The name “vortex shawl” never really hit the nail, did it? It was just the only name I could think of and it’s the one mostly used by fellow knitters. Steve coined a new name for them: Cornucopia shawls, also known as the Horn of Plenty shawls.
Do you think “Vortex” is a suitable description for this shape shown below? Or how would you call this shape?
So far I called them vortex shawls, and I didn’t think much about alternatives. As you might already know English is not my native language (I’m a German native speaker). Yesterday, after a glass of wine, I asked my husband though – he’s English so he must know, right?
That’s a Horn of Plenty – a Cornucopia!
To be honest I had to look this term up in a dictionary first. But as soon as I found out what it meant it was oh so very clear: Yes! It exactly looks like a Horn of Plenty, also called a Cornucopia. In German, we call it Füllhorn (“filled horn” – German’s easy, isn’t it?).
What Is A Cornucopia?
The cornucopia (from Latin cornu copiae) or horn of plenty is a symbol of abundance and nourishment, commonly a large horn-shaped container overflowing with produce, flowers or nuts. If you’re American chances are high you know this as a symbol related to Thanksgiving.
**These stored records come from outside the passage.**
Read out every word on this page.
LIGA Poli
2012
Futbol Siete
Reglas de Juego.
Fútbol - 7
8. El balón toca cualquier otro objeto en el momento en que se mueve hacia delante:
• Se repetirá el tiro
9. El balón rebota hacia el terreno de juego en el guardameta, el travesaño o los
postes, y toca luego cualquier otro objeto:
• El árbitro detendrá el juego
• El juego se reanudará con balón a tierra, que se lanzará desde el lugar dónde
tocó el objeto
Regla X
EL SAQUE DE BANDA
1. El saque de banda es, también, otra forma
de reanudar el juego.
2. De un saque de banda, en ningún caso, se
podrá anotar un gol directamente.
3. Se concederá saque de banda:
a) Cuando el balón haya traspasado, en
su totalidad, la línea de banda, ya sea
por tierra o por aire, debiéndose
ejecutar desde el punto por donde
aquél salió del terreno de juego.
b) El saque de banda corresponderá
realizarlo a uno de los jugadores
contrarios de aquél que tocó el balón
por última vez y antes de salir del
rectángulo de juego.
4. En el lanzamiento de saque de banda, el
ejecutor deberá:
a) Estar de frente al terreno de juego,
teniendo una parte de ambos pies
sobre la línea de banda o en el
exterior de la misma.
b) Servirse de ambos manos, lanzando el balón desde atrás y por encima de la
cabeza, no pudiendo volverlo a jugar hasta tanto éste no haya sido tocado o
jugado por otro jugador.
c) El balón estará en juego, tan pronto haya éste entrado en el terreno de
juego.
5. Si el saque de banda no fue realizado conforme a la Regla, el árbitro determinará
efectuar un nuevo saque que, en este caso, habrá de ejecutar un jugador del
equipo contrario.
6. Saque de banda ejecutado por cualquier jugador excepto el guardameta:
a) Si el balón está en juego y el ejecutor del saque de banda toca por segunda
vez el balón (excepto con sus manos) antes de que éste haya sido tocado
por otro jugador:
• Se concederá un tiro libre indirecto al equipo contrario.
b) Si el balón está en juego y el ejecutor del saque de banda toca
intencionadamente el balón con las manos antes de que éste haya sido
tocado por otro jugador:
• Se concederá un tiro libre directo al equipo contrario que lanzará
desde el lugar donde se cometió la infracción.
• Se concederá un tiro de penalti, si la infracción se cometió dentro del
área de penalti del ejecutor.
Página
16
What Are Cornucopia Shawls?
Cornucopia shawls are shawls shaped like cornucopias or horns pf plenty, formerly known as vortex shawls. For future reference: I will not use the term vortex shawl again. Vortex shawls and cornucopia shawls are a synonym for me from now on and will be used as such here on knitting.today, as well as in my patterns.
An example for a cornucopia shawl is Gradient Vortex.
Another examples are my patterns Basic Cornucopia and Nea Kavala (both are being published as part of the Horn of Plenty shawl knitting book and will be available as single patterns within the next days – links will be updated then).